Managed services continuously release additional features on top of the core metrics management that helps improve our observability, such as network performance monitoring or distributed tracing.

Datadog product list in 2016

Datadog product list in 2021

Disadvantages of managed monitoring systems

Unexpected costs

The business model of those systems are billing by usage and cost can easily go out of control when your service topology grows (i.e. creating or scaling out a deployment) or when developers update metric data (i.e. creating a new metric and adding new label to an existing metric), thus increasing the cardinality because a time series is created and stored separately for each metric with a specific set of static labels.

Stickiness

Managed services in general will do their best to get you “stuck” on their products by delivering new features that could make your job better or faster. See below how DataDog created a “one-stop shop” for monitoring instead of using several managed or unmanaged services making very difficult to switch over another managed service or set of managed and unmanaged services.

Things to do if you (still) want to use a managed monitoring system

If you have decided to embrace the vendor lock-in, there are a few things you can do to keep a certain level of independence so you could switch over easier to another managed or unmanaged service(s) in the future.

Choose wisely

Choose a managed monitoring system that fits the modern needs and that has been reviewed has one. You could review the leaders and visionaries in the latest Gartner Magic Quadrant for Application Performance Monitoring. This will allow you to ensure your observability is not left behind technology or standards improvements.

Source: PromLabs

Monitor as code

Manage your monitoring by storing settings and configuration in source code, and by deploying them to the managed service using API calls or Terraform plans. This will allow you to have a change management and to build pipelines for automatic deployment.

Stay generic

Try to avoid managed monitoring systems that are using a proprietary query language (i.e. GCP MQL) and choose one that is compatible or close enough to PromQL, see PromLabs vendor compatibility. This will allow you to have more documentation and to have more people in your team maintaining it.

Source: PromLabs

Use labels

Prometheus stack make an extensive usage of labels allowing to “tag” rules and to handle alerts based on those labels for notification and silencing, so choose a managed system that can mimic that. This will allow you decouple evaluation and notification logic.

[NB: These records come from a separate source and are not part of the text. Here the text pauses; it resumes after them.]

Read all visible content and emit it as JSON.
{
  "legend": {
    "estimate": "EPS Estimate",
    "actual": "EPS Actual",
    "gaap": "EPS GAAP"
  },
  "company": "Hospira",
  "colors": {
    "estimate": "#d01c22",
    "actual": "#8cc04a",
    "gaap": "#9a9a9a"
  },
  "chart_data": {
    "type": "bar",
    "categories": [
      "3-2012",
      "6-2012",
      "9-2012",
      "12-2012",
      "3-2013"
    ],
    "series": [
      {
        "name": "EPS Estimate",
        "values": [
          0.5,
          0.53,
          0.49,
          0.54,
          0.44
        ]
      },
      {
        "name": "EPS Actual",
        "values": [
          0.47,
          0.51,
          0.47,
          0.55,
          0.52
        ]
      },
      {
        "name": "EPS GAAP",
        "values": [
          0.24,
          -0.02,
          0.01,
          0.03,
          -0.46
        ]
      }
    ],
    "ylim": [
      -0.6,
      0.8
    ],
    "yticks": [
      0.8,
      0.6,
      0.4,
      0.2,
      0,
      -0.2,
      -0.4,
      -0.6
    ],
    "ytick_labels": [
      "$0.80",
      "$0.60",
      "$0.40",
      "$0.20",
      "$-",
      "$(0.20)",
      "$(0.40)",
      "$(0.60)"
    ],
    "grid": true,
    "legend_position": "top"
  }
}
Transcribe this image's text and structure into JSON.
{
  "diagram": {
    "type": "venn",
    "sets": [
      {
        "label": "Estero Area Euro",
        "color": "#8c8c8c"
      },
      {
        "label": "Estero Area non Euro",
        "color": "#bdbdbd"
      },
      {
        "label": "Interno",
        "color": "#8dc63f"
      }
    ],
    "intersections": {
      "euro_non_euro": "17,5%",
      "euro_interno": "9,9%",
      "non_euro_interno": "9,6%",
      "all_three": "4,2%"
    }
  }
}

The alternative: use a managed Prometheus service

Amazon is now offering AMS (Amazon Managed Service for Prometheus) and Google will soon release GCMS in 2022 (Google Cloud Managed Service for Prometheus) that allow you that manage them with plain Prometheus configuration files and usually with IaaS related free metrics (i.e. GCE and GKE metrics). This will allow to decrease your vendor lock-in level in case you are willing to part with the additional features offered by other managed services.